MacDowell-Mansouri gravity and Cartan geometry
Derek K. Wise
TL;DR
The paper argues that Cartan geometry provides the natural geometric framework for MacDowell-Mansouri gravity, with the gauge field $A$ splitting as $A = \omega + e$ and curvature decomposing to reveal Einstein gravity with a cosmological constant. The curvature structure and the projection to the Lorentz subalgebra yield the MM action, while a BF reformulation shows gravity as a deformation of a topological theory. The approach unifies Palatini gravity, BF theory, and MM gravity under the umbrella of reductive Cartan connections and the rolling interpretation of model spacetimes, offering a concrete geometric picture of spacetime geometry.
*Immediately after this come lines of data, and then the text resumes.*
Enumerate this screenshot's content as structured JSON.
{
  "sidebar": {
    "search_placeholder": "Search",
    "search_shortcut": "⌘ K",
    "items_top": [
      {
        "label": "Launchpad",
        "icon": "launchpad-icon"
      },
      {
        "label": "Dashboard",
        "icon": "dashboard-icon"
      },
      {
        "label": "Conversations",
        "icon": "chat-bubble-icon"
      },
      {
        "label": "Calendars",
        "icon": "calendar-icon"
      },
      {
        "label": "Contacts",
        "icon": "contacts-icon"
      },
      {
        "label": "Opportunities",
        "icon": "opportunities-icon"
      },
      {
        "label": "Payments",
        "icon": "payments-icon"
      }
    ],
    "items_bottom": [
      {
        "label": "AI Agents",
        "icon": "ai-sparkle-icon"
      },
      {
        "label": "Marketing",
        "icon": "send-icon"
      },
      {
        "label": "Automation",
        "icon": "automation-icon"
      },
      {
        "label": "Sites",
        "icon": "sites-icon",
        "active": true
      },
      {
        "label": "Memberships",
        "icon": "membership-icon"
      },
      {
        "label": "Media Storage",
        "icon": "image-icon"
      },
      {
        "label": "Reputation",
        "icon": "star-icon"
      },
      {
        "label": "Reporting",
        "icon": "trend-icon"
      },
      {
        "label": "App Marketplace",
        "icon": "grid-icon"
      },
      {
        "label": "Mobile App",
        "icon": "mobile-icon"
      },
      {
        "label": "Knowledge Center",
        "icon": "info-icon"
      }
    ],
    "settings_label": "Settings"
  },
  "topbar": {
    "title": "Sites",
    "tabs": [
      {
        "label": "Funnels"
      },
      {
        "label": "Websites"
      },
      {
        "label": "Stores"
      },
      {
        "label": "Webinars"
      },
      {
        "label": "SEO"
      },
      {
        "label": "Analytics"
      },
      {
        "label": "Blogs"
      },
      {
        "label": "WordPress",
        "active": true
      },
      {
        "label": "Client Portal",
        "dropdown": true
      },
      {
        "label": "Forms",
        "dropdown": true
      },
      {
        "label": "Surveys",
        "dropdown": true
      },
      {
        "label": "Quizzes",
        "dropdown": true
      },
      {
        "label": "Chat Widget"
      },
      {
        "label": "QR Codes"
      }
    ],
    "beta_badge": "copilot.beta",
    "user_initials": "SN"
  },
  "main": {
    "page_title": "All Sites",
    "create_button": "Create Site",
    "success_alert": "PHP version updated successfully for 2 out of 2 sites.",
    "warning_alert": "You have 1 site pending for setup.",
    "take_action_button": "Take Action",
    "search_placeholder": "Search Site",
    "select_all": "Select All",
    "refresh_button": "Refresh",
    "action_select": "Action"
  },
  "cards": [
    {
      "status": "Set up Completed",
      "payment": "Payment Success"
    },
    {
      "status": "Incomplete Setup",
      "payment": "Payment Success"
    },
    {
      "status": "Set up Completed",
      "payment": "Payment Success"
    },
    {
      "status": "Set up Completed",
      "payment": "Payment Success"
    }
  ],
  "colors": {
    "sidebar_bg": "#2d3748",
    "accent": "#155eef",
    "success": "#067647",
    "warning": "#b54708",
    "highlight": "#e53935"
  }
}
It demonstrates explicit links between model spacetimes (de Sitter, anti-de Sitter, Minkowski) and the dynamic geometry of our universe, and it outlines avenues for quantum gravity and matter couplings within this Cartan framework. The work highlights important open questions, including the $\Lambda \to 0$ limit, the role of degenerate coframes, and possible generalizations to deformed relativity and beyond.
Abstract
The geometric content of the MacDowell-Mansouri formulation of general relativity is best understood in terms of Cartan geometry. In particular, Cartan geometry gives clear geometric meaning to the MacDowell-Mansouri trick of combining the Levi-Civita connection and coframe field, or soldering form, into a single physical field. The Cartan perspective allows us to view physical spacetime as tangentially approximated by an arbitrary homogeneous "model spacetime", including not only the flat Minkowski model, as is implicitly used in standard general relativity, but also de Sitter, anti de Sitter, or other models. A "Cartan connection" gives a prescription for parallel transport from one "tangent model spacetime" to another, along any path, giving a natural interpretation of the MacDowell-Mansouri connection as "rolling" the model spacetime along physical spacetime. I explain Cartan geometry, and "Cartan gauge theory", in which the gauge field is replaced by a Cartan connection. In particular, I discuss MacDowell-Mansouri gravity, as well as its more recent reformulation in terms of BF theory, in the context of Cartan geometry.